Luke's Conception of Prophets Considered in the Context of Second Temple Literature

Despite my supervisor's encouragement, I never submitted the Ph.D. thesis that I defended 10 years ago this month for publication as a monograph. While the topic of prophecy in early Christianity and early Judaism remains an ongoing research interest, and the dissertation has provided a starting point for several other journal articles,  essays, and conference presentations (click here for details), any book that eventually materializes will be very different from the dissertation I originally defended--not so much because I disagree with what I argued there, but because I have moved on in my thinking, and because a book should be more focused than the very broad scope of the original thesis. Since the thesis is freely available online, I thought I would link to it here for anyone with an interest in the topic: 
Miller, David M. “Luke’s Conception of Prophets Considered in the Context of Second Temple Literature.” Ph.D., Hamilton, ON: McMaster University, 2004.

Here is the abstract:
The fresh assessment of Luke's conception of prophets undertaken in this thesis is doubly warranted, both by recent scholarly debate about Second Temple Jewish beliefs concerning prophets and by ongoing discussion about Luke's terminology for prophets. The results of the thesis shed light not only on the role of prophets in Luke-Acts, but also on the author's familiarity with beliefs about prophets held by (other) Second Temple Jewish writers.

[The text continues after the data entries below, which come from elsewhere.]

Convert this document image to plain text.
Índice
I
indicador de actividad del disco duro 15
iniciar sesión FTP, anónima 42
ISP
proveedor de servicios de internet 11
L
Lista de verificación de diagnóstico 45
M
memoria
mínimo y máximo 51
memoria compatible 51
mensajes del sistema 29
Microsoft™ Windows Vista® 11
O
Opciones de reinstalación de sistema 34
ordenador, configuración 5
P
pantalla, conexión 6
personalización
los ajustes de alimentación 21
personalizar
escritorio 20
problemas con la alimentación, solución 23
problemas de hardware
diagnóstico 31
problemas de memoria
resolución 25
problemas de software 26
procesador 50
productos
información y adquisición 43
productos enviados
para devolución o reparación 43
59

The results also challenge contemporary scholarship regarding Luke's Christology and his conception of salvation history. Luke does not distinguish prophets according to the period of salvation history to which they belong, nor does he suggest that prophecy had ceased. Instead, the prophets in Luke's infancy narrative join with the biblical prophets as they anticipate the time of fulfillment initiated by Jesus' birth. Luke was aware of expectations concerning the return of Elijah, but there is little evidence in Luke-Acts or in Second Temple literature for a belief in the "prophet like Moses" understood as an independent eschatological figure. Luke limits Jesus' prophetic role to his earthly life, subsuming it under the all-encompassing category of royal Messiah.

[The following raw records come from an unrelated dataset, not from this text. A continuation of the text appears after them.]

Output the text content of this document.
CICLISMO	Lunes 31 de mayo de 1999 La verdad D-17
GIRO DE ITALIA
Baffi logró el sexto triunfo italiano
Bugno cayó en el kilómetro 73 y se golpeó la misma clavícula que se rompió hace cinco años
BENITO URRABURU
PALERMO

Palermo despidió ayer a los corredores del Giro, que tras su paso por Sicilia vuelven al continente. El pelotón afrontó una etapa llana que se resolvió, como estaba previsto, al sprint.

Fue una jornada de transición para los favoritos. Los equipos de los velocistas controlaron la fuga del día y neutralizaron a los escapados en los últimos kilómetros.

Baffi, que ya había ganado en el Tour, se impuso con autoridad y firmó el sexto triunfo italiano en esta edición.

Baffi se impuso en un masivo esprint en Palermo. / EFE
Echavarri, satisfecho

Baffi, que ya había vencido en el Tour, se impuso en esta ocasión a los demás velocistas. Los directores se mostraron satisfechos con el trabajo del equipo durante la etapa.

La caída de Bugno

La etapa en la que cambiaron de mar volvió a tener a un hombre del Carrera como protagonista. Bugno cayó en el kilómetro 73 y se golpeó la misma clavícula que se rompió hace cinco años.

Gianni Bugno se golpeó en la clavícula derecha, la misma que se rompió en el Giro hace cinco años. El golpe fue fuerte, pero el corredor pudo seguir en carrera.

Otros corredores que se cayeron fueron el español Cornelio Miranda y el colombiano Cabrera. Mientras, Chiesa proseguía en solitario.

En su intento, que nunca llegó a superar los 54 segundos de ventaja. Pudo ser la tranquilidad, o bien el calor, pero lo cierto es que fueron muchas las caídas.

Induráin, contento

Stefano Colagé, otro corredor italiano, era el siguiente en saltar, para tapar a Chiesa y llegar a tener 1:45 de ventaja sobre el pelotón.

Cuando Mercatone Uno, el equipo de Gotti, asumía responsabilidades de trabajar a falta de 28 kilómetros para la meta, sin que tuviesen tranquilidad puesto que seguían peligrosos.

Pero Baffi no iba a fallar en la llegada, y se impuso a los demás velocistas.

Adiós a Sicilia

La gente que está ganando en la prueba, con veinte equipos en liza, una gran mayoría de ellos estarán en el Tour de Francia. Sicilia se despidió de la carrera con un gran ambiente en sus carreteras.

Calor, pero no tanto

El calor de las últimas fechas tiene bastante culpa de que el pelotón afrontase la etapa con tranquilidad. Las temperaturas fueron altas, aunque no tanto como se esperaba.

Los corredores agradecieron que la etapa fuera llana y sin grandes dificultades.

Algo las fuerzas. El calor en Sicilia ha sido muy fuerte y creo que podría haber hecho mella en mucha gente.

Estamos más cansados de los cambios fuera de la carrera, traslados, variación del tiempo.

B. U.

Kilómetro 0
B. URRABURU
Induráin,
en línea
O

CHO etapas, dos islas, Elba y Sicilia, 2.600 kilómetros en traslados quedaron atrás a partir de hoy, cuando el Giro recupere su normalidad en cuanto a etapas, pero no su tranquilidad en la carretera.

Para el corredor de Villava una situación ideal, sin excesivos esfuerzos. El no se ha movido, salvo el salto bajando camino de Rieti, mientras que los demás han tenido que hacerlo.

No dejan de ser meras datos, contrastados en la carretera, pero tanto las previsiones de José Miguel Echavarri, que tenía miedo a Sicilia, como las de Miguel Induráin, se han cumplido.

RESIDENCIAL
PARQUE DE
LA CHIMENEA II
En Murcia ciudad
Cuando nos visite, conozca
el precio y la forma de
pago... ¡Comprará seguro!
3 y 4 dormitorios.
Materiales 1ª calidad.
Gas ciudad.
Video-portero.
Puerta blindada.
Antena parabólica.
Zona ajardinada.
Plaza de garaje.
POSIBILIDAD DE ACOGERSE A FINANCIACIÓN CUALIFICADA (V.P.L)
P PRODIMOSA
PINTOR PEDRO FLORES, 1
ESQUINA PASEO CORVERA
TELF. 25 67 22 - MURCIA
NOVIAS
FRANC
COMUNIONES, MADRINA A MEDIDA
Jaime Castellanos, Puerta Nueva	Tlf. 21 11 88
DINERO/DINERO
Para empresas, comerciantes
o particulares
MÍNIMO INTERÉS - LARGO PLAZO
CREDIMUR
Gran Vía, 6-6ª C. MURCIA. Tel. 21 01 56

Luke attributes a fairly consistent but not unique range of characteristics to prophets. Though non-prophets sometimes "prophesy," the title "prophet" is reserved for individuals who served as prophets over an extended period of time. While the events of Pentecost led to an increase in prophetic activity among Jesus' followers, Luke does not portray all believers as prophets. That Luke does not identify members of the Twelve or the Seven as "prophets" points to a shift in focus: In Luke, Jesus is portrayed against the background of Scripture and first century Jewish life as one who functioned as a prophet and as the Messiah. In Acts, as exalted Messiah and Lord, Jesus becomes the primary background against which Luke's story of the church is told.